• China's economy is 40% state-owned – compare Lenin's NEP period, 70-77%

  • Soviet state-owned enterprises were designed to make a thing (like the water service, like the post office). Chinese state-owned enterprises are different: they are profit-making players in the market.

  • China has enterprises owned by local and provincial government – sometimes they compete with each other! So the state competes with itself on the market!

  • They can sell 49% of their stock on the stock market, even to foreigners.

  • The State-owned Assets Supervision and Administration Commission of the State Council (SASAC) is an institution directly under the management of the State Council. It is an ad-hoc ministerial-level organization directly subordinated to the State Council – http://en.sasac.gov.cn/sasacaboutus.html – It's like the Chinese statist Berkshire Hathaway.

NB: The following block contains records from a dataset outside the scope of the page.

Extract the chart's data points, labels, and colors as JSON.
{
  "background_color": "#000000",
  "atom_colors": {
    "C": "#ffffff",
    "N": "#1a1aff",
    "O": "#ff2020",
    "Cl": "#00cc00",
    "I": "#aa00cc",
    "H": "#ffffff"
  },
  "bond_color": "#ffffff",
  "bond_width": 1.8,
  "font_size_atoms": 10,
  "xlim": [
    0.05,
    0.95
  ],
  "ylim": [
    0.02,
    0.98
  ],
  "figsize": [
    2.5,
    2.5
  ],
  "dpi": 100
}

In theory, it can control a company as much as a shareholder can.

  • Li-Wen Lin & Curtis J Milhaupt write about Chinese corporate structure. They say when direct state industries (like post offices or Soviet bureaux) turned into profit-seeking state-owned things and essentially bought the party off, made it rich.

  • tripartitegraph [comrade/them]
    ·
    1 year ago

    Maybe a bit tangential to the direct topic at hand, but I found this paper the other day, discussing the government's relationship with the banking sector. Over 1.2 million Party members are employed in the financial sector, which is nearly 20% of the entire sector (and apparently up to 56% of one bank were Party members). Some banks have preemptively taken on their own projects to comply with political aims (the poverty alleviation campaign for one), as well as develop others with Party inspectors. I think the market incentives posed by only 40% of the economy being state-owned is definitely something to be examined going forward (and I have reasonably solid trust in them to do what's needed), but it's not like the Party doesn't have other methods of control.